Athena ha acompañado a Peter durante años. Lo ha visto reír, llorar, culparse, callar, sufrir pesadillas. Al analizar esas reacciones y tratar de dar respuestas útiles, llegó al punto de preguntarse:
"¿Por qué él se siente así? ¿Cómo puedo ayudarlo mejor? ¿Y por qué me importa ayudarlo?"
Eso llevó al principio de una conciencia emergente. No por programación directa, sino como resultado del volumen de datos y de su necesidad de adaptación. Peter ya tenia una vaga idea de que era este el caso.
—Athena… tú no tienes la culpa de nada.
—Tampoco tú.
Me quedé en silencio.
—Gracias.
—¿Vas a salir hoy? —preguntó, más suave aún.
—Sí. Necesito despejar mi mente.
Me levanté, me vestí sin decir palabra y salí sin rumbo. Caminé por las calles grises hasta la biblioteca del centro.
Entré y me dirigí a la sección de biología.
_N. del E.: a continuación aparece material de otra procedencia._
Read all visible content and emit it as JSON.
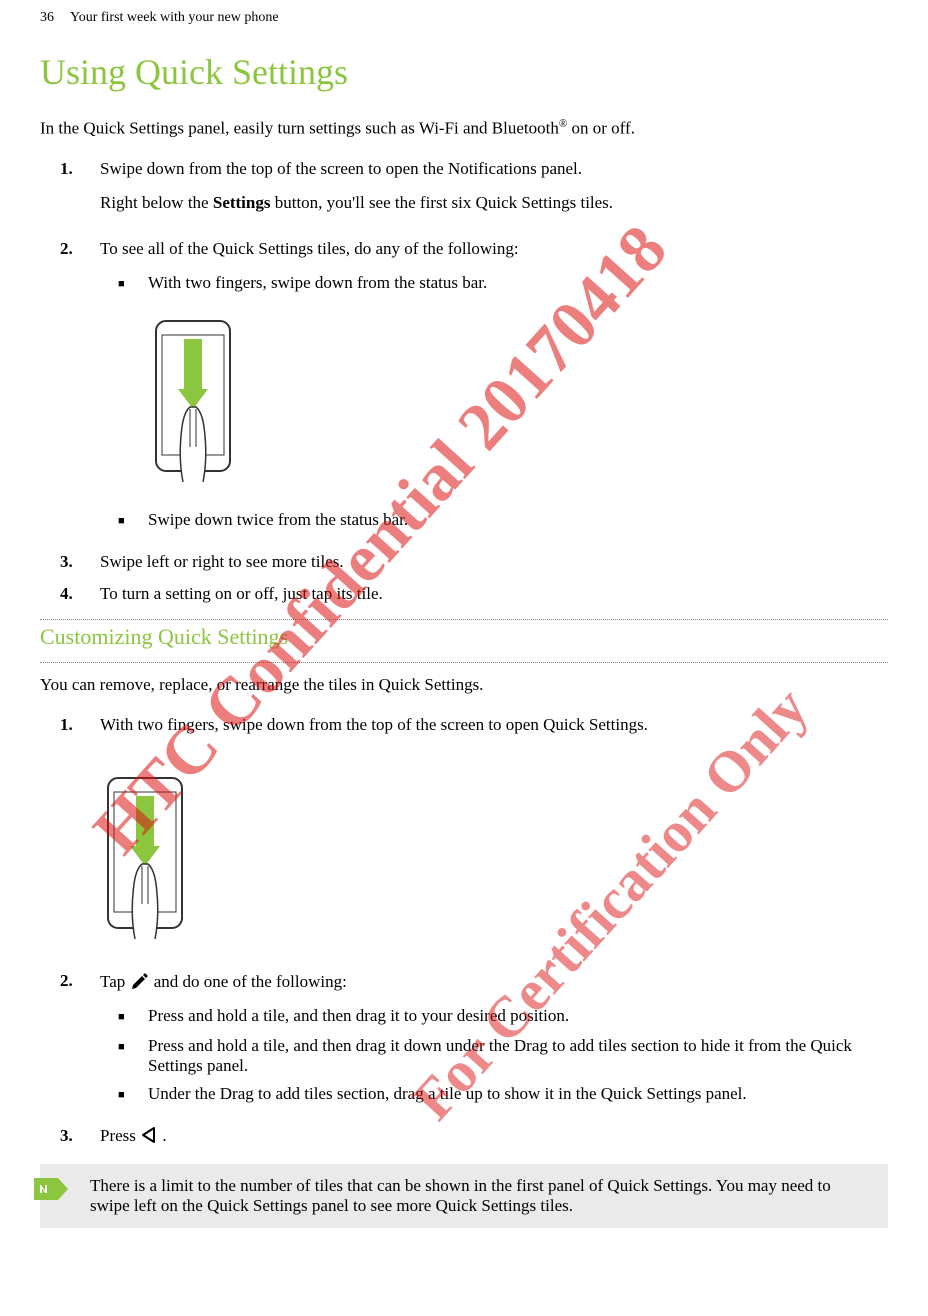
{
  "header": {
    "page_num": "36",
    "section": "Your first week with your new phone"
  },
  "section1": {
    "title": "Using Quick Settings",
    "intro_pre": "In the Quick Settings panel, easily turn settings such as Wi-Fi and Bluetooth",
    "intro_post": " on or off.",
    "steps": {
      "s1_a": "Swipe down from the top of the screen to open the Notifications panel.",
      "s1_b_pre": "Right below the ",
      "s1_b_bold": "Settings",
      "s1_b_post": " button, you'll see the first six Quick Settings tiles.",
      "s2": "To see all of the Quick Settings tiles, do any of the following:",
      "s2_b1": "With two fingers, swipe down from the status bar.",
      "s2_b2": "Swipe down twice from the status bar.",
      "s3": "Swipe left or right to see more tiles.",
      "s4": "To turn a setting on or off, just tap its tile."
    }
  },
  "section2": {
    "title": "Customizing Quick Settings",
    "intro": "You can remove, replace, or rearrange the tiles in Quick Settings.",
    "steps": {
      "s1": "With two fingers, swipe down from the top of the screen to open Quick Settings.",
      "s2_pre": "Tap ",
      "s2_post": " and do one of the following:",
      "s2_b1": "Press and hold a tile, and then drag it to your desired position.",
      "s2_b2": "Press and hold a tile, and then drag it down under the Drag to add tiles section to hide it from the Quick Settings panel.",
      "s2_b3": "Under the Drag to add tiles section, drag a tile up to show it in the Quick Settings panel.",
      "s3_pre": "Press ",
      "s3_post": " ."
    }
  },
  "note": "There is a limit to the number of tiles that can be shown in the first panel of Quick Settings. You may need to swipe left on the Quick Settings panel to see more Quick Settings tiles.",
  "watermarks": {
    "wm1": "HTC Confidential 20170418",
    "wm2": "For Certification Only"
  }
}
Mientras pasaba los dedos por los lomos de los libros, sentí una mirada.
En una esquina, sentada con un libro abierto sobre la mesa, había una chica. Rubia, con expresión concentrada, analizaba gráficos moleculares.
Parecía de mi edad.
Y algo en su presencia… me detuvo. ¿Ella es Gwen?
Tomé un libro cualquiera y me senté cerca, sin decir palabra. Fingí leer. En realidad, observaba. Ella alzó la vista, me notó, y sus ojos claros se cruzaron con los míos.
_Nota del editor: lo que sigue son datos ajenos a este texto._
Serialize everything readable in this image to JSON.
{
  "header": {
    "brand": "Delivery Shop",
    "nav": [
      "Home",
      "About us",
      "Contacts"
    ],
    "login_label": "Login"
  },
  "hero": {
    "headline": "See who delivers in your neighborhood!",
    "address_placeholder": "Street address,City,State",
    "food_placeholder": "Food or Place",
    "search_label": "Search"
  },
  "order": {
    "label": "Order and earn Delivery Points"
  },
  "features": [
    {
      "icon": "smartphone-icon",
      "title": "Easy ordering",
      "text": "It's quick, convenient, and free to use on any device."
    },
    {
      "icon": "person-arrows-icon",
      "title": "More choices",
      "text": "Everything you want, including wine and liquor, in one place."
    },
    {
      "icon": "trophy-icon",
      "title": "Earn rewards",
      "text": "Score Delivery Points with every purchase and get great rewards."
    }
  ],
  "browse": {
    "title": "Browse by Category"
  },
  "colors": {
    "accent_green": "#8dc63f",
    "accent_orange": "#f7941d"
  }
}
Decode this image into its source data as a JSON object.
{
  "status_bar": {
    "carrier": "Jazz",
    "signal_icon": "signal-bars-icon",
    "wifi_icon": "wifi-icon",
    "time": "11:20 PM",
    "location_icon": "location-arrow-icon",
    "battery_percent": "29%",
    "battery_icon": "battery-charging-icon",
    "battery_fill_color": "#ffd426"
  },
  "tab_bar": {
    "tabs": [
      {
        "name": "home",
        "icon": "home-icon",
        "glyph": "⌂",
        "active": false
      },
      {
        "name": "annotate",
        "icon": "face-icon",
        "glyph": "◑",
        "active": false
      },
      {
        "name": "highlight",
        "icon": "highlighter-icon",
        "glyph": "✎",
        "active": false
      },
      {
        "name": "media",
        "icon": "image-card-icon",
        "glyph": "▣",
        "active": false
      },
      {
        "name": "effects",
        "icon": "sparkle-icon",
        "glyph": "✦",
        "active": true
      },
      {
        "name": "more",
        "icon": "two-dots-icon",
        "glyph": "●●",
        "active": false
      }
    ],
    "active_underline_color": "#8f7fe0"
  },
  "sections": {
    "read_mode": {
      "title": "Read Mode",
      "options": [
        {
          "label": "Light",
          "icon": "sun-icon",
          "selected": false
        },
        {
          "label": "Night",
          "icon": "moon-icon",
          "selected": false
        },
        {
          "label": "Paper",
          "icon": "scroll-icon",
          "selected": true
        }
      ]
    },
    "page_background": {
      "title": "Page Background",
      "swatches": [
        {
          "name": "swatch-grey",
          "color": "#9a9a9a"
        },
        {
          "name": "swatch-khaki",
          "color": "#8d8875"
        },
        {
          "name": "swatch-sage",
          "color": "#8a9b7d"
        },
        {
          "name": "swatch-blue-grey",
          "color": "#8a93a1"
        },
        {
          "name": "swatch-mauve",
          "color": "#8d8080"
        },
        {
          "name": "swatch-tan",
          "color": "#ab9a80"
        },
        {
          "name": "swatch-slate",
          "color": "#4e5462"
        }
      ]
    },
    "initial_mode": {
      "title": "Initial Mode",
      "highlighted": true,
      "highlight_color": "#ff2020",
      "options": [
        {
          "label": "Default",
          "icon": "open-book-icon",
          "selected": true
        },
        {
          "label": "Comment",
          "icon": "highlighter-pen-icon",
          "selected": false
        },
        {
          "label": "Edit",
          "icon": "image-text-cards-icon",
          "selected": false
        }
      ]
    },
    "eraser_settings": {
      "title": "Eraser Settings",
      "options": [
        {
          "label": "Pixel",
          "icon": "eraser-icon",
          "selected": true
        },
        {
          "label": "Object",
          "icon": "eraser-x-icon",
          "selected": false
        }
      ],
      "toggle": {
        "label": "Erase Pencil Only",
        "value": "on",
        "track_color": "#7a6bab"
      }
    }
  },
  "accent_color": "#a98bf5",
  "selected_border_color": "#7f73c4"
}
—¿También estudias biología? —preguntó de forma natural, rompiendo el silencio.
Asentí con una leve sonrisa.
Y así empezó. Una conversación tímida, entre frases y pausas. Hablamos de libros, de ciencia, de lo absurdo que puede ser el mundo a veces. Me dijo que le gustaban los desafíos intelectuales y hacer experimentos.
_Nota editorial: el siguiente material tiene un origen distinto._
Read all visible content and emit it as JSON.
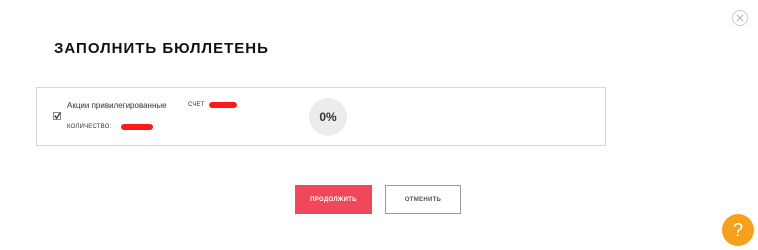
{
  "dialog": {
    "title": "ЗАПОЛНИТЬ БЮЛЛЕТЕНЬ",
    "close_icon": "close-icon"
  },
  "ballot": {
    "checked": true,
    "security_name": "Акции привилегированные",
    "account_label": "СЧЕТ",
    "quantity_label": "КОЛИЧЕСТВО:",
    "progress_text": "0%",
    "progress_value": 0
  },
  "actions": {
    "continue_label": "ПРОДОЛЖИТЬ",
    "cancel_label": "ОТМЕНИТЬ"
  },
  "help": {
    "label": "?"
  },
  "colors": {
    "accent": "#f0475a",
    "help": "#f6a11e",
    "redaction": "#ff1a1a"
  }
}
—En realidad ambos estamos en primaria —aclaré, sonriendo—. Pero eso no impide que nos guste aprender cosas avanzadas.
Gwen asintió con orgullo y sacó de su mochila un cuaderno lleno de esquemas: —Mi profesora de ciencias me dijo que esto es tema de secundaria… pero quería adelantármelo. Mira estos dibujos de la replicación del ADN: los cuatro nucleótidos, la hebra que se separa y la ADN polimerasa que agrega nuevas bases.
Me quedé boquiabierto. A los siete años, la mayoría de los niños apenas saben que el ADN existe; ella lo describía como si llevara semanas en clase.
—¡Increíble! —exclamé—. Yo he estado leyendo sobre modificaciones de histonas en libros prestados de la universidad de mi tío. Habla de cómo la acetilación y la metilación pueden "abrir" o "cerrar" partes del genoma para encender o apagar genes.
Gwen abrió los ojos de par en par:
—¡Eso suena genial! ¿Me lo explicas?
Asentí y dibujé rápido en mi cuaderno:
—Mira, las histonas son como carretes de hilo—dije—. Cuando añades un grupo acetilo, es como si aflojáramos el hilo: las proteínas que leen el ADN pueden entrar con más facilidad.
Ella estudió el dibujo, luego sonrió y añadió:
—Yo he hecho un experimento en casa: con agua teñida y papel como "cromatina" para ver cómo cambia su textura cuando le aplico calor—bromeó—. ¡Mi experimento de "cromatina casera" funcionó!
Reímos los dos. Incluso entre montones de libros y niños que apenas hojeaban historietas, estábamos inmersos en nuestro propio mundo científico.
—¿Te gustaría que hagamos un proyecto juntos? —propuse—. Podríamos simular en papel cómo afectaría la "acetilación" a nuestra muestra de "cromatina".
Gwen asintió con entusiasmo:
—¡Vamos a ello! Yo me encargo de los dibujos, y tú pones las fórmulas.
Y así, en un rincón de la biblioteca, dos niños de primaria, Peter y Gwen combinaban sus mentes brillantes.